Wow. This last part of the quote is essential to understanding Rumi’s teaching. Our task isn’t merely to find the barriers. It’s to find the barriers and embrace them. It is once again to turn kindness into a tranformational power. Of course. The moment I heard this it made so much sense to me. This concept of embracing what’s in the way also comes up in other conscious work, including work with fear, resistance, and shadow. It’s an approach that goes against the cultural conditioning to “crush fear” and “overcome resistance,” and is antithetical to our tendency to ignore, judge, criticize, blame, or shame the barriers we erect. Embracing the barriers isn’t easy; it’s a process that takes time and patience. So this is our task: seek and find the barriers we have built between ourselves and love, and embrace them.
When we do this with ourselves, then and only then are we truly equipped to do it with others. And the real and only question is: Do you really believe in the power of love? Do you really believe that love transforms and heals and saves? Without condition, without barrier, without judgment? If you can’t answer yes, to that question without a yeah but…or a what about? Then that is the place in your interior department that is crying out for a barrier review.

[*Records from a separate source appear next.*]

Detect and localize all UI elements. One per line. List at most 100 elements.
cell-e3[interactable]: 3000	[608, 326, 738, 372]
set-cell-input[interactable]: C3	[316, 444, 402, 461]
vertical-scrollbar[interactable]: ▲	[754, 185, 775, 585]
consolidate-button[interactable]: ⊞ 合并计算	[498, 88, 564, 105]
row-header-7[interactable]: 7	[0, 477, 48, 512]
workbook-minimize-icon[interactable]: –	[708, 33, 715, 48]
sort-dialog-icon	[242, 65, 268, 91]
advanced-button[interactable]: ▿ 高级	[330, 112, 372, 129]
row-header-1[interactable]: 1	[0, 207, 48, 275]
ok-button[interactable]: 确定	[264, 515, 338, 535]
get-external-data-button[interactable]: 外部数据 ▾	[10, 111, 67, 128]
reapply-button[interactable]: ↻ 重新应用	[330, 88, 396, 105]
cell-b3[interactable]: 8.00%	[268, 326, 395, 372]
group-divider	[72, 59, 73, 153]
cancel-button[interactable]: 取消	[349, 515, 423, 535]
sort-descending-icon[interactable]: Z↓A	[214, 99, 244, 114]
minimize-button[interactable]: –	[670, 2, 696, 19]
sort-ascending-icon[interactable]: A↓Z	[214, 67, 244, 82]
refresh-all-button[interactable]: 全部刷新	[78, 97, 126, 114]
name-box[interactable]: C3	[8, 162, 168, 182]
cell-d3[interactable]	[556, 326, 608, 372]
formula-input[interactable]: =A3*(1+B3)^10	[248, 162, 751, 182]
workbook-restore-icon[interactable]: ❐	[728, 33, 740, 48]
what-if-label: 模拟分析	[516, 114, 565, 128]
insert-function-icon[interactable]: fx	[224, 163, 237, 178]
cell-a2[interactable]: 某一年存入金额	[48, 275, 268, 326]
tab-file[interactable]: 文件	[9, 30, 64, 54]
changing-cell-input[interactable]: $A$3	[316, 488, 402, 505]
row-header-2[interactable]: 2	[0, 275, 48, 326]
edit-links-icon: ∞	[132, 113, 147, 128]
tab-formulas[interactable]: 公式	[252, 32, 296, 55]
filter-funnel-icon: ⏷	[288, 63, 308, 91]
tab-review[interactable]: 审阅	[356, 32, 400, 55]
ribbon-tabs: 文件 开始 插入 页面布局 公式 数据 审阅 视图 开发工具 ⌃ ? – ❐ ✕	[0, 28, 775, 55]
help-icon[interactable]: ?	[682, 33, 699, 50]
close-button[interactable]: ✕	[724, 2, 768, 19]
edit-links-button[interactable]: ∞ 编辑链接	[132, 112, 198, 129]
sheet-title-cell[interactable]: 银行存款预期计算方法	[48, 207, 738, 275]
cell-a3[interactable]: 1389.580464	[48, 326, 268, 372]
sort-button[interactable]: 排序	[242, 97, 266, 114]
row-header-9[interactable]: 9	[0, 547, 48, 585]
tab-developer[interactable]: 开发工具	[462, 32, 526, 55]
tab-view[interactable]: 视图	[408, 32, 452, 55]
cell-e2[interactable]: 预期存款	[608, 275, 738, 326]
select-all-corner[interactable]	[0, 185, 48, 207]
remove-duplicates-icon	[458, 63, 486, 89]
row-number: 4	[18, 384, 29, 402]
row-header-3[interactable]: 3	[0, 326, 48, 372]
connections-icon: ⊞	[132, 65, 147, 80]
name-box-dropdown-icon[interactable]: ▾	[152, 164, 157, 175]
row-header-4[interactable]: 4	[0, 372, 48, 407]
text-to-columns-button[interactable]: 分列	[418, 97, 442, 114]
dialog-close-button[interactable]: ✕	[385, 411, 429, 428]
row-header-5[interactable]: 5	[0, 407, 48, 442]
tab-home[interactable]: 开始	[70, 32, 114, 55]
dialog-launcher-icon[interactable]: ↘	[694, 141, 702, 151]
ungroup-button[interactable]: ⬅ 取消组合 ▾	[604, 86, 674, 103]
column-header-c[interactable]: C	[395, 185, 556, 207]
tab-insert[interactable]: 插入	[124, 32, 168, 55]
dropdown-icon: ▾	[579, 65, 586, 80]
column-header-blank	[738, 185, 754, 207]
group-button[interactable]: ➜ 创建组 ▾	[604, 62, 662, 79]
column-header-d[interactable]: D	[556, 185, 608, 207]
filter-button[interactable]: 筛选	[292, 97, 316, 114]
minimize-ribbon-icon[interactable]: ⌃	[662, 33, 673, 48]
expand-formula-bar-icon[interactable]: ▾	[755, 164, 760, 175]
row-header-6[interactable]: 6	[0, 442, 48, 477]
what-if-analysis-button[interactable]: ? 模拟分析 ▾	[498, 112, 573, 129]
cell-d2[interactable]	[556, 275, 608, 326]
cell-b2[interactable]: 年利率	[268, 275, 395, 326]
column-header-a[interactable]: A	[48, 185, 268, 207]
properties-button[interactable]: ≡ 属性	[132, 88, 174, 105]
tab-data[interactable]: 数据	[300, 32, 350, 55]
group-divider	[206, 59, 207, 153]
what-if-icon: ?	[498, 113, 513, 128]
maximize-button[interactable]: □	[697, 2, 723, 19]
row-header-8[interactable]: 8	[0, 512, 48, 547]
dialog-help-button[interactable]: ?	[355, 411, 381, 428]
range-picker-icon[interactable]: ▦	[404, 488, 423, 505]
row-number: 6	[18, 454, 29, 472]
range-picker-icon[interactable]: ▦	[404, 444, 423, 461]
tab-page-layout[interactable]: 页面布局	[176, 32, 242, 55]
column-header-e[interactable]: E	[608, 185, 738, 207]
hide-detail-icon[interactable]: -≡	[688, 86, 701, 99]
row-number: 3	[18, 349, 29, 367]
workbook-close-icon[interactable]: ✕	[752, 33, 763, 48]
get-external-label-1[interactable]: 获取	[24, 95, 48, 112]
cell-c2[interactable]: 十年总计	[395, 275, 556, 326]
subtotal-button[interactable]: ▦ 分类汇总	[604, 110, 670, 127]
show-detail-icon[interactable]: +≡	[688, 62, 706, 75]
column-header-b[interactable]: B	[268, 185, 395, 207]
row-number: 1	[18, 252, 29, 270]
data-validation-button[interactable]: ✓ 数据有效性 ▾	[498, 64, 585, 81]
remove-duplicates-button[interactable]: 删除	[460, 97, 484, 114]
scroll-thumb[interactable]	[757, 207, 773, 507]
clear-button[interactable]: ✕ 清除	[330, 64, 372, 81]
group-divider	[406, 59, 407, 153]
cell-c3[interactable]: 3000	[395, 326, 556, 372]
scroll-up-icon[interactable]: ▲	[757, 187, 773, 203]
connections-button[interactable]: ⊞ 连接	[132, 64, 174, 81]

And here’s one of the things that I’ve learned in my own life and I’ve seen it often enough in others too. One of my barriers to love is my own impatience. Love works but not necessarily on our timetable. And, love is an invitation that people can refuse over and over again. It can only meet us where we allow it. Which is why focusing on our inward development, embracing our barriers into disillusionment, trusting love’s process, and love’s timing, welcoming the invitation is so key. When I began my ministry in Belfast in August of 2019 the first thing I put on my office door is this quote:
If an egg is broken by outside force, Life ends. If broken by inside force, Life begins. Great things always begin from inside.